Il est juste que, dans l'ensemble de sa prière, l'Église militante suive les enseignements de son divin Époux, se contentant de développer tout ce que Notre-Seigneur a renfermé en abrégé dans le Pater. Aussi, pour instruire ses enfants, leur met-elle constamment sur les lèvres cette formule divine, imitant par cette fréquente répétition la patience d'une tendre mère qui, pour enseigner à son enfant la parole, reprend sans se lasser la syllabe ébauchée, jusqu'à ce qu'il arrive à la bien articuler. Car dans sa prière notre Mère la sainte Église traite avec Dieu en même temps qu'elle nous façonne, nous, les enfants qui sommes nés d'elle par l'Esprit.
Mais elle est principalement la maîtresse et le modèle des âmes qui ont atteint le sommet de la vie spirituelle et cette ignorance sublime dont parle saint Denys. L'Église prie absolument comme ceux qui adorent Dieu constamment dans leurs plus intimes profondeurs, et qui n'ont qu'un acte, qu'une opération très simple pour prier et s'unir à Dieu, parce qu'ils sentent en eux-mêmes l'habitation constante de l'auguste Trinité. En effet, remarquez-le, l'Église semble tout ramener dans l'Office à un continuel Gloria Patri. Les intervalles sont plus ou moins étendus, les pensées qui s'y trouvent insérées sont plus ou moins abondantes ; mais ces doxologies reviennent toujours et sont comme le fond, le but, le résumé de tout l'Office, le centre de l'hommage rendu à Dieu.

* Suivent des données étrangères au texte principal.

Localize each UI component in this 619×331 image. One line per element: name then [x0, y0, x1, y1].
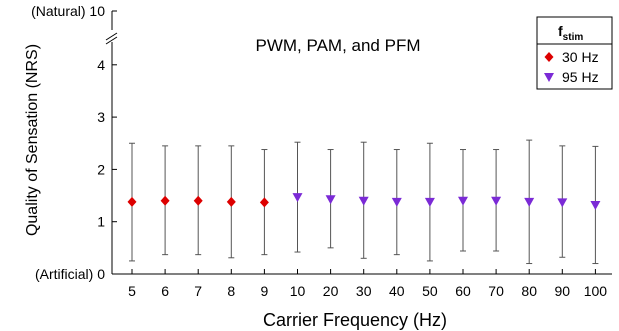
x-tick-label: 70 [488, 283, 504, 299]
legend-label: 95 Hz [562, 69, 599, 85]
x-tick-label: 10 [290, 283, 306, 299]
x-ticks: 5 6 7 8 9 10 20 30 40 50 60 70 80 90 100 [128, 269, 607, 299]
data-point [358, 196, 369, 206]
x-tick-label: 5 [128, 283, 136, 299]
legend-title-main: f [558, 23, 563, 39]
x-tick-label: 30 [356, 283, 372, 299]
x-tick-label: 40 [389, 283, 405, 299]
data-point [524, 197, 535, 207]
x-tick-label: 50 [422, 283, 438, 299]
data-point [127, 196, 137, 207]
axis-break-marker [105, 32, 118, 45]
x-tick-label: 20 [323, 283, 339, 299]
legend-item: 95 Hz [544, 69, 599, 85]
y-axis-label: Quality of Sensation (NRS) [24, 44, 41, 236]
legend-marker [544, 52, 554, 62]
x-tick-label: 90 [555, 283, 571, 299]
data-point [259, 197, 269, 208]
legend-title-sub: stim [563, 32, 584, 43]
x-tick-label: 9 [261, 283, 269, 299]
legend: fstim 30 Hz 95 Hz [536, 16, 613, 90]
data-markers [127, 193, 601, 210]
legend-item: 30 Hz [544, 49, 599, 65]
x-tick-label: 6 [161, 283, 169, 299]
x-tick-label: 100 [584, 283, 608, 299]
x-tick-label: 80 [521, 283, 537, 299]
data-point [160, 195, 170, 206]
legend-label: 30 Hz [562, 49, 599, 65]
legend-title: fstim [558, 23, 583, 43]
y-tick-label: 3 [97, 109, 105, 125]
data-point [226, 196, 236, 207]
y-tick-label: (Natural) 10 [31, 3, 105, 19]
x-tick-label: 8 [227, 283, 235, 299]
data-point [557, 198, 568, 208]
data-point [491, 196, 502, 206]
data-point [458, 196, 468, 206]
x-axis-label: Carrier Frequency (Hz) [263, 310, 447, 330]
y-tick-label: 2 [97, 161, 105, 177]
data-point [424, 197, 435, 207]
data-point [391, 197, 402, 207]
axes [105, 11, 612, 275]
x-tick-label: 60 [455, 283, 471, 299]
y-tick-label: (Artificial) 0 [35, 266, 105, 282]
y-tick-label: 4 [97, 57, 105, 73]
x-tick-label: 7 [194, 283, 202, 299]
data-point [292, 193, 303, 203]
y-tick-label: 1 [97, 214, 105, 230]
legend-marker [544, 73, 554, 82]
data-point [325, 195, 336, 205]
data-point [590, 200, 601, 210]
y-ticks: (Artificial) 0 1 2 3 4 (Natural) 10 [31, 3, 117, 282]
data-point [193, 195, 203, 206]
chart-title: PWM, PAM, and PFM [256, 36, 421, 55]
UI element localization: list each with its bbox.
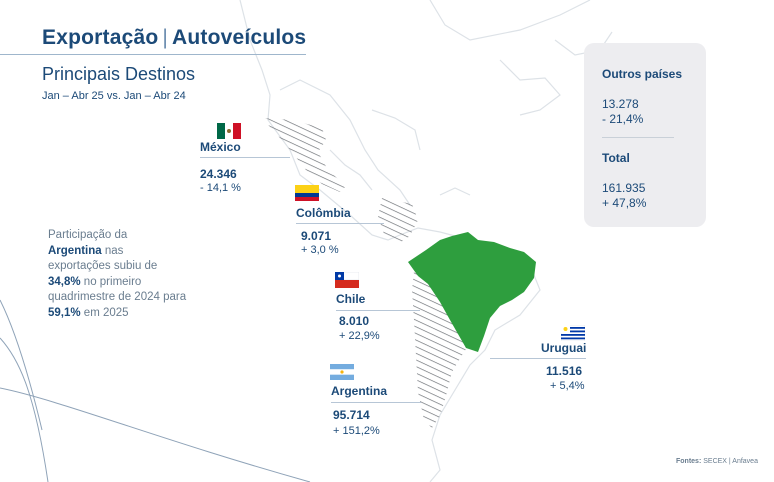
colombia-name: Colômbia bbox=[296, 206, 351, 220]
chile-flag-icon bbox=[335, 272, 359, 288]
source-label: Fontes: bbox=[676, 458, 702, 465]
mexico-change: - 14,1 % bbox=[200, 182, 241, 194]
brazil-shape bbox=[408, 232, 536, 352]
total-change: + 47,8% bbox=[602, 196, 647, 210]
argentina-share-note: Participação da Argentina nas exportações… bbox=[48, 228, 188, 321]
title-part2: Autoveículos bbox=[172, 26, 307, 49]
colombia-change: + 3,0 % bbox=[301, 244, 339, 256]
title-part1: Exportação bbox=[42, 26, 159, 49]
note-text-2: nas exportações subiu de bbox=[48, 244, 158, 273]
chile-divider bbox=[336, 310, 420, 311]
uruguai-divider bbox=[490, 358, 586, 359]
note-highlight-2025: 59,1% bbox=[48, 306, 81, 319]
chile-name: Chile bbox=[336, 292, 366, 306]
card-divider bbox=[602, 137, 674, 138]
others-change: - 21,4% bbox=[602, 112, 644, 126]
total-value: 161.935 bbox=[602, 181, 646, 195]
argentina-name: Argentina bbox=[331, 384, 388, 398]
colombia-flag-icon bbox=[295, 185, 319, 201]
hatched-countries bbox=[262, 118, 476, 428]
uruguai-name: Uruguai bbox=[541, 341, 587, 355]
others-value: 13.278 bbox=[602, 97, 639, 111]
summary-card: Outros países 13.278 - 21,4% Total 161.9… bbox=[584, 43, 706, 227]
uruguai-value: 11.516 bbox=[546, 364, 583, 378]
title-divider bbox=[0, 54, 306, 55]
note-highlight-2024: 34,8% bbox=[48, 275, 81, 288]
note-text-4: em 2025 bbox=[80, 306, 129, 319]
mexico-value: 24.346 bbox=[200, 167, 237, 181]
argentina-value: 95.714 bbox=[333, 408, 370, 422]
decorative-lines bbox=[0, 299, 311, 482]
mexico-flag-icon bbox=[217, 123, 241, 139]
chile-value: 8.010 bbox=[339, 314, 370, 328]
uruguai-change: + 5,4% bbox=[550, 380, 585, 392]
mexico-divider bbox=[200, 157, 290, 158]
uruguai-flag-icon bbox=[561, 325, 585, 341]
argentina-change: + 151,2% bbox=[333, 425, 380, 437]
title-separator: | bbox=[162, 26, 169, 49]
argentina-flag-icon bbox=[330, 364, 354, 380]
total-label: Total bbox=[602, 151, 630, 165]
source-text: SECEX | Anfavea bbox=[701, 458, 758, 465]
source-note: Fontes: SECEX | Anfavea bbox=[676, 458, 758, 465]
note-highlight-argentina: Argentina bbox=[48, 244, 102, 257]
chile-change: + 22,9% bbox=[339, 330, 380, 342]
note-text-3: no primeiro quadrimestre de 2024 para bbox=[48, 275, 187, 304]
note-text-1: Participação da bbox=[48, 229, 128, 241]
others-label: Outros países bbox=[602, 67, 683, 81]
argentina-divider bbox=[331, 402, 421, 403]
page-title: Exportação | Autoveículos bbox=[42, 26, 306, 50]
period-label: Jan – Abr 25 vs. Jan – Abr 24 bbox=[42, 90, 186, 102]
colombia-value: 9.071 bbox=[301, 229, 332, 243]
colombia-divider bbox=[296, 223, 384, 224]
page-subtitle: Principais Destinos bbox=[42, 64, 196, 84]
mexico-name: México bbox=[200, 140, 241, 154]
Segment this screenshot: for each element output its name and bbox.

Nous n'avons pas craint de dire que l'Église militante montrait dans son oraison jusqu'à la forme de la simple méditation ; elle y revient en effet de la même manière que ces âmes qui, arrivées au sommet de la contemplation, sont parfois ramenées par Dieu à des faveurs et à des procédés moins élevés, parmi lesquels néanmoins elles gardent toujours quelque chose de leur état sublime qui est celui de la charité parfaite. Ainsi l'Église apparaît toujours, même en la méditation, comme l'Épouse véritable de l'Agneau divin.
Reprenant les accents de la vie purgative, par exemple, elle y apporte une perfection éminente qui élève la pénitence à d'incroyables hauteurs. Le pécheur peut parler avec elle et faire sien son langage ; mais sur les lèvres de l'Eglise tout prend les proportions d'une sainteté admirable, humaine à la vérité et par conséquent toujours accessible, toujours susceptible d'accroissement, mais sainteté si vraiment consommée que la vie purgative, dans ses accents les plus caractérisés, revêt la perfection de l'amour.